As well as outlining the way employment might develop over the next two decades, the report also projects four possible scenarios for the UK’s economy, and the potential impact on work. These are:
• Forced flexibility (business as usual)
Greater business flexibility and innovation in many UK sectors lead to a modest recovery of the UK’s economy, while a sharp rise in flexible working changes the way many do their daily duties.
• The Great Divide
Robust growth occurs, driven by strong high-tech industries – particularly in life and material science industries, but a two-tier society has arisen, with a divide between the haves and have nots.
• Skills Activism
Innovation in technology drives the automation of professional work, prompting an extensive government-led skills programme to re-train those whose jobs are at risk.
• Innovation Adaptation
In a stagnant economy, productivity is improved through a systematic implementation of ICT solutions.
Toby Peyton-Jones, Director of HR for Siemens in the UK and North-West Europe, and a Commissioner at UKCES, said:
“Gazing into the future is a dangerous job.

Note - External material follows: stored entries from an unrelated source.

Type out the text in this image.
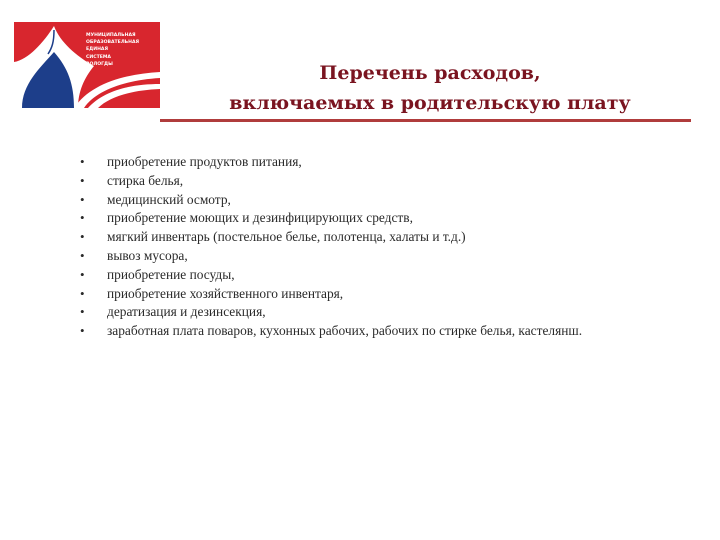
МУНИЦИПАЛЬНАЯ
ОБРАЗОВАТЕЛЬНАЯ
ЕДИНАЯ
СИСТЕМА
ВОЛОГДЫ	Перечень расходов,
включаемых в родительскую плату
•	приобретение продуктов питания,
•	стирка белья,
•	медицинский осмотр,
•	приобретение моющих и дезинфицирующих средств,
•	мягкий инвентарь (постельное белье, полотенца, халаты и т.д.)
•	вывоз мусора,
•	приобретение посуды,
•	приобретение хозяйственного инвентаря,
•	дератизация и дезинсекция,
•	заработная плата поваров, кухонных рабочих, рабочих по стирке белья, кастелянш.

If some of predictions of the past had been true, we’d be living in a world with no internet, driving hover-cars and enjoying huge amounts of leisure time.
“Appealing though that scenario may be, we’d be remiss if we didn’t look at the changes shaping our world at the moment and speculate about how these might influence our future. Some things are unstoppable forces – the rise of technology, for example. Other influences are subtle and fragile, yet potentially even more significant. I’d count things like the attitudes and culture of people born in the digital generation amongst these.
“This is one of the most comprehensive studies of its kind and gives us an informed opinion of the way we might all live and work in the future. For example, if four-generation workplaces become commonplace, it will be the first time in human history that this has happened. What are the implications of that? Will we see inter-generational stress and culture clashes or will this prove to be a positive tension that is part of a wider diversity trend that will drive innovation?”
The report, The Future of Work, will be launched by the skills minister Matthew Hancock and the shadow skills minister Liam Byrne at an event on Monday 3 March organised by The Work Foundation and Ingeus.